The next thing I remember was walking back into the apartment with the Spanish girl crying ‘my bike’, seeing a rather confused Mr Simpson and a very horrified expression on the face of 'the most handsome man in the world'. With my Spanish friend in hysterical tears for her broken bike and what seemed to be a miniscule bruise on her wrist, I tried to play down my injuries and hobbled quietly to bed. It wasn’t until the next morning when the alcohol had worn off that I found myself in excruciating pain.
So, I had to apologise to Mr Simpson that I missed his last day in the city and never had chance to say goodbye. I had spent the following few days in hospital after having to have surgery on my left arm, sharing a room with an elderly German woman who was unable to stop shitting herself. For insurance purposes I told the doctor that I had fallen whilst out jogging. With my injuries, I don’t think he was convinced. My German wasn’t the best, so 'the most handsome man in the world' did most of the talking whilst I sat there nodding quietly. It was then that the doctor looked at me suspiciously and said in English, ‘Frau Fritz, is this really what happened?’. I guess in his eyes I did have all the qualities of a battered wife.

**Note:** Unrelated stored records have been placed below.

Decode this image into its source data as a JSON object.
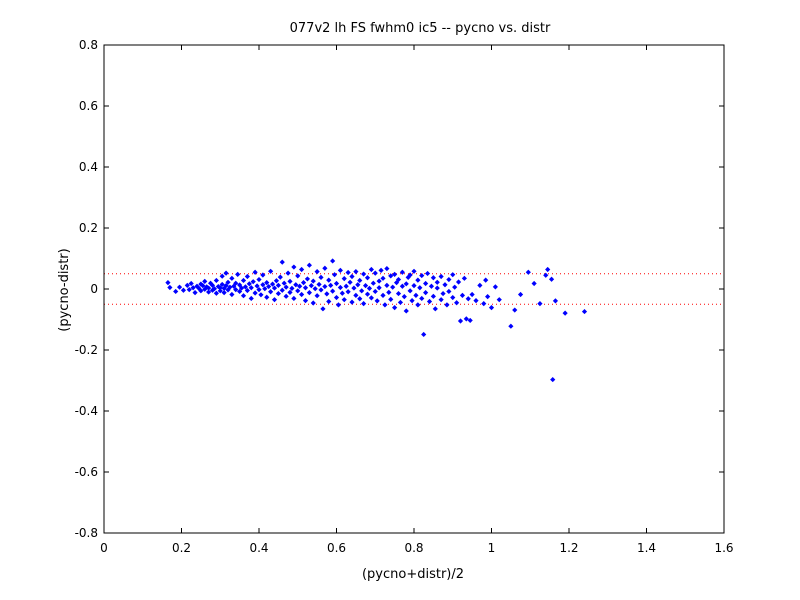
{
  "chart_data": {
    "type": "scatter",
    "title": "077v2 lh FS fwhm0 ic5 -- pycno vs. distr",
    "xlabel": "(pycno+distr)/2",
    "ylabel": "(pycno-distr)",
    "xlim": [
      0,
      1.6
    ],
    "ylim": [
      -0.8,
      0.8
    ],
    "xticks": [
      0,
      0.2,
      0.4,
      0.6,
      0.8,
      1,
      1.2,
      1.4,
      1.6
    ],
    "xtick_labels": [
      "0",
      "0.2",
      "0.4",
      "0.6",
      "0.8",
      "1",
      "1.2",
      "1.4",
      "1.6"
    ],
    "yticks": [
      -0.8,
      -0.6,
      -0.4,
      -0.2,
      0,
      0.2,
      0.4,
      0.6,
      0.8
    ],
    "ytick_labels": [
      "-0.8",
      "-0.6",
      "-0.4",
      "-0.2",
      "0",
      "0.2",
      "0.4",
      "0.6",
      "0.8"
    ],
    "grid": false,
    "marker_color": "#0000ff",
    "reference_line_color": "#ff0000",
    "reference_lines": [
      {
        "y": 0.05,
        "style": "dotted"
      },
      {
        "y": -0.05,
        "style": "dotted"
      }
    ],
    "series": [
      {
        "marker": "diamond",
        "points": [
          [
            0.165,
            0.021
          ],
          [
            0.17,
            0.005
          ],
          [
            0.185,
            -0.008
          ],
          [
            0.195,
            0.006
          ],
          [
            0.205,
            -0.004
          ],
          [
            0.215,
            0.012
          ],
          [
            0.22,
            -0.002
          ],
          [
            0.225,
            0.018
          ],
          [
            0.23,
            0.004
          ],
          [
            0.235,
            -0.012
          ],
          [
            0.24,
            0.009
          ],
          [
            0.245,
            0.002
          ],
          [
            0.25,
            0.016
          ],
          [
            0.25,
            -0.006
          ],
          [
            0.255,
            0.011
          ],
          [
            0.26,
            -0.001
          ],
          [
            0.26,
            0.025
          ],
          [
            0.265,
            0.007
          ],
          [
            0.27,
            -0.01
          ],
          [
            0.27,
            0.003
          ],
          [
            0.275,
            0.019
          ],
          [
            0.28,
            -0.004
          ],
          [
            0.28,
            0.012
          ],
          [
            0.285,
            0.001
          ],
          [
            0.29,
            0.028
          ],
          [
            0.29,
            -0.014
          ],
          [
            0.295,
            0.008
          ],
          [
            0.3,
            0.004
          ],
          [
            0.3,
            -0.006
          ],
          [
            0.305,
            0.015
          ],
          [
            0.305,
            0.042
          ],
          [
            0.31,
            0.002
          ],
          [
            0.31,
            -0.012
          ],
          [
            0.315,
            0.052
          ],
          [
            0.315,
            0.011
          ],
          [
            0.32,
            -0.003
          ],
          [
            0.32,
            0.022
          ],
          [
            0.325,
            0.006
          ],
          [
            0.33,
            -0.018
          ],
          [
            0.33,
            0.035
          ],
          [
            0.335,
            0.009
          ],
          [
            0.34,
            -0.002
          ],
          [
            0.34,
            0.019
          ],
          [
            0.345,
            0.048
          ],
          [
            0.35,
            -0.008
          ],
          [
            0.35,
            0.013
          ],
          [
            0.355,
            0.003
          ],
          [
            0.36,
            0.028
          ],
          [
            0.36,
            -0.022
          ],
          [
            0.365,
            0.007
          ],
          [
            0.37,
            0.041
          ],
          [
            0.37,
            -0.005
          ],
          [
            0.375,
            0.017
          ],
          [
            0.38,
            -0.031
          ],
          [
            0.38,
            0.004
          ],
          [
            0.385,
            0.024
          ],
          [
            0.39,
            -0.013
          ],
          [
            0.39,
            0.055
          ],
          [
            0.395,
            0.01
          ],
          [
            0.4,
            -0.002
          ],
          [
            0.4,
            0.031
          ],
          [
            0.405,
            -0.019
          ],
          [
            0.41,
            0.014
          ],
          [
            0.41,
            0.046
          ],
          [
            0.415,
            0.001
          ],
          [
            0.42,
            -0.027
          ],
          [
            0.42,
            0.021
          ],
          [
            0.425,
            0.008
          ],
          [
            0.43,
            -0.009
          ],
          [
            0.43,
            0.058
          ],
          [
            0.435,
            0.016
          ],
          [
            0.44,
            -0.035
          ],
          [
            0.44,
            0.003
          ],
          [
            0.445,
            0.027
          ],
          [
            0.45,
            -0.015
          ],
          [
            0.45,
            0.012
          ],
          [
            0.455,
            0.039
          ],
          [
            0.46,
            -0.004
          ],
          [
            0.46,
            0.088
          ],
          [
            0.465,
            0.019
          ],
          [
            0.47,
            -0.024
          ],
          [
            0.47,
            0.006
          ],
          [
            0.475,
            0.052
          ],
          [
            0.48,
            -0.011
          ],
          [
            0.48,
            0.025
          ],
          [
            0.485,
            0.002
          ],
          [
            0.49,
            0.072
          ],
          [
            0.49,
            -0.031
          ],
          [
            0.495,
            0.014
          ],
          [
            0.5,
            -0.006
          ],
          [
            0.5,
            0.043
          ],
          [
            0.505,
            0.009
          ],
          [
            0.51,
            -0.018
          ],
          [
            0.51,
            0.064
          ],
          [
            0.515,
            0.021
          ],
          [
            0.52,
            -0.038
          ],
          [
            0.52,
            0.004
          ],
          [
            0.525,
            0.033
          ],
          [
            0.53,
            -0.012
          ],
          [
            0.53,
            0.078
          ],
          [
            0.535,
            0.011
          ],
          [
            0.54,
            -0.046
          ],
          [
            0.54,
            0.026
          ],
          [
            0.545,
            0.001
          ],
          [
            0.55,
            0.057
          ],
          [
            0.55,
            -0.022
          ],
          [
            0.555,
            0.015
          ],
          [
            0.56,
            -0.003
          ],
          [
            0.56,
            0.038
          ],
          [
            0.565,
            -0.065
          ],
          [
            0.57,
            0.008
          ],
          [
            0.57,
            0.068
          ],
          [
            0.575,
            -0.016
          ],
          [
            0.58,
            0.029
          ],
          [
            0.58,
            -0.041
          ],
          [
            0.585,
            0.012
          ],
          [
            0.59,
            0.092
          ],
          [
            0.59,
            -0.007
          ],
          [
            0.595,
            0.047
          ],
          [
            0.6,
            -0.028
          ],
          [
            0.6,
            0.018
          ],
          [
            0.605,
            -0.052
          ],
          [
            0.61,
            0.005
          ],
          [
            0.61,
            0.061
          ],
          [
            0.615,
            -0.014
          ],
          [
            0.62,
            0.034
          ],
          [
            0.62,
            -0.035
          ],
          [
            0.625,
            0.009
          ],
          [
            0.63,
            0.054
          ],
          [
            0.63,
            -0.009
          ],
          [
            0.635,
            0.022
          ],
          [
            0.64,
            -0.043
          ],
          [
            0.64,
            0.041
          ],
          [
            0.645,
            0.003
          ],
          [
            0.65,
            -0.021
          ],
          [
            0.65,
            0.057
          ],
          [
            0.655,
            0.014
          ],
          [
            0.66,
            -0.032
          ],
          [
            0.66,
            0.028
          ],
          [
            0.665,
            -0.006
          ],
          [
            0.67,
            0.049
          ],
          [
            0.67,
            -0.048
          ],
          [
            0.675,
            0.011
          ],
          [
            0.68,
            0.037
          ],
          [
            0.68,
            -0.017
          ],
          [
            0.685,
            0.002
          ],
          [
            0.69,
            0.064
          ],
          [
            0.69,
            -0.029
          ],
          [
            0.695,
            0.019
          ],
          [
            0.7,
            -0.008
          ],
          [
            0.7,
            0.052
          ],
          [
            0.705,
            -0.039
          ],
          [
            0.71,
            0.026
          ],
          [
            0.71,
            0.004
          ],
          [
            0.715,
            0.061
          ],
          [
            0.72,
            -0.021
          ],
          [
            0.72,
            0.035
          ],
          [
            0.725,
            -0.052
          ],
          [
            0.73,
            0.012
          ],
          [
            0.73,
            0.067
          ],
          [
            0.735,
            -0.011
          ],
          [
            0.74,
            0.043
          ],
          [
            0.74,
            -0.034
          ],
          [
            0.745,
            0.006
          ],
          [
            0.75,
            0.048
          ],
          [
            0.75,
            -0.061
          ],
          [
            0.755,
            0.021
          ],
          [
            0.76,
            -0.015
          ],
          [
            0.76,
            0.031
          ],
          [
            0.765,
            -0.044
          ],
          [
            0.77,
            0.009
          ],
          [
            0.77,
            0.055
          ],
          [
            0.775,
            -0.025
          ],
          [
            0.78,
            0.017
          ],
          [
            0.78,
            -0.072
          ],
          [
            0.785,
            0.038
          ],
          [
            0.79,
            -0.006
          ],
          [
            0.79,
            0.046
          ],
          [
            0.795,
            -0.038
          ],
          [
            0.8,
            0.011
          ],
          [
            0.8,
            0.058
          ],
          [
            0.805,
            -0.021
          ],
          [
            0.81,
            0.029
          ],
          [
            0.81,
            -0.052
          ],
          [
            0.815,
            0.004
          ],
          [
            0.82,
            0.044
          ],
          [
            0.82,
            -0.031
          ],
          [
            0.825,
            -0.149
          ],
          [
            0.83,
            0.018
          ],
          [
            0.83,
            -0.012
          ],
          [
            0.835,
            0.051
          ],
          [
            0.84,
            -0.041
          ],
          [
            0.845,
            0.009
          ],
          [
            0.85,
            0.037
          ],
          [
            0.85,
            -0.024
          ],
          [
            0.855,
            -0.065
          ],
          [
            0.86,
            0.022
          ],
          [
            0.86,
            0.003
          ],
          [
            0.87,
            -0.035
          ],
          [
            0.87,
            0.041
          ],
          [
            0.875,
            -0.015
          ],
          [
            0.88,
            0.014
          ],
          [
            0.885,
            -0.052
          ],
          [
            0.89,
            0.031
          ],
          [
            0.89,
            -0.008
          ],
          [
            0.9,
            -0.028
          ],
          [
            0.9,
            0.047
          ],
          [
            0.905,
            0.006
          ],
          [
            0.91,
            -0.045
          ],
          [
            0.915,
            0.023
          ],
          [
            0.92,
            -0.105
          ],
          [
            0.925,
            -0.021
          ],
          [
            0.93,
            0.035
          ],
          [
            0.935,
            -0.098
          ],
          [
            0.94,
            -0.032
          ],
          [
            0.945,
            -0.103
          ],
          [
            0.95,
            -0.018
          ],
          [
            0.96,
            -0.038
          ],
          [
            0.97,
            0.012
          ],
          [
            0.98,
            -0.048
          ],
          [
            0.985,
            0.029
          ],
          [
            0.99,
            -0.025
          ],
          [
            1.0,
            -0.061
          ],
          [
            1.01,
            0.007
          ],
          [
            1.02,
            -0.035
          ],
          [
            1.05,
            -0.122
          ],
          [
            1.06,
            -0.069
          ],
          [
            1.075,
            -0.018
          ],
          [
            1.095,
            0.055
          ],
          [
            1.11,
            0.018
          ],
          [
            1.125,
            -0.048
          ],
          [
            1.14,
            0.045
          ],
          [
            1.145,
            0.064
          ],
          [
            1.155,
            0.032
          ],
          [
            1.158,
            -0.297
          ],
          [
            1.165,
            -0.039
          ],
          [
            1.19,
            -0.079
          ],
          [
            1.24,
            -0.074
          ]
        ]
      }
    ]
  }
}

Anyway, it was great to see Mr. Simpson again. He has been living in a nearby city in England for the past year. If I’d stalked his Facebook profile sooner, I am sure we would have met up before now. It was great to chat about old times, the barbeques we used to have in our garden, the sports bar where we used to play pool, the clubs we both used to visit. I miss it all so much it makes me sick. I miss the Freibad round the corner from my house where I spent my Saturdays spying on hairy German nudists and completing my crossword puzzles. I miss the men in suits with their silky, floppy hair. I miss Oaken yoghurts and Mueller Mulch. I miss moaning about how much I hated my job and how if they didn’t give me a day off I was going to quit (according to Mr Simpson I did this a lot).
Mr Simpson says he will probably move back there. He wants a job in London but he has looked and not had much success. I told him all about my Taiwan plans. I talked for hours. Mr Simpson thinks that if I can learn Mandarin then I will have a very bright future. I hope so.
I don’t think I stopped talking for the whole evening. We went for steak at Cafe Rouge and then for beers at Opus. There was some sort of Lady Gaga thing going on. Everyone was dressed up in blonde wigs and big sunglasses. It was just weird.
I was convinced for about an hour that Lady Gaga was actually going to come to the club. I think I even managed to convince Mr Simpson at one point. But she never came. Instead we just really drunk, smoked two packets of cigarettes and danced around to Poker Face for about the tenth time that night.
Mr Simpson stayed at my place, but he slept in a sleeping bag on the floor. This didn’t stop the cleaners in my building from jumping to conclusions as we sat drinking our coffee in the kitchen.
‘Oooh is this your boyfriend?’
’Oh, still single? Aww never mind love. I’m sure you’ll meet someone.’
Now I am even receiving sympathy from the fifty year old cleaning staff. Judging by the amount of conversations I’ve heard from my bed in a morning (they don’t speak, they sqwawk), these women definitely have Jeremy Kyle potential. And now they’re giving me relationship advice. I don’t think things could get much worse.
Even so, I’ve a great few days. The hangover is just starting to kick in and I’m trying to get the internet working on my new laptop so I can actually post these blogs. I say it’s a new laptop, but actually it’s my brother’s old one and the ‘m’ key is missing. It means I get an electric shock every time I press it. But, at least it has a screen.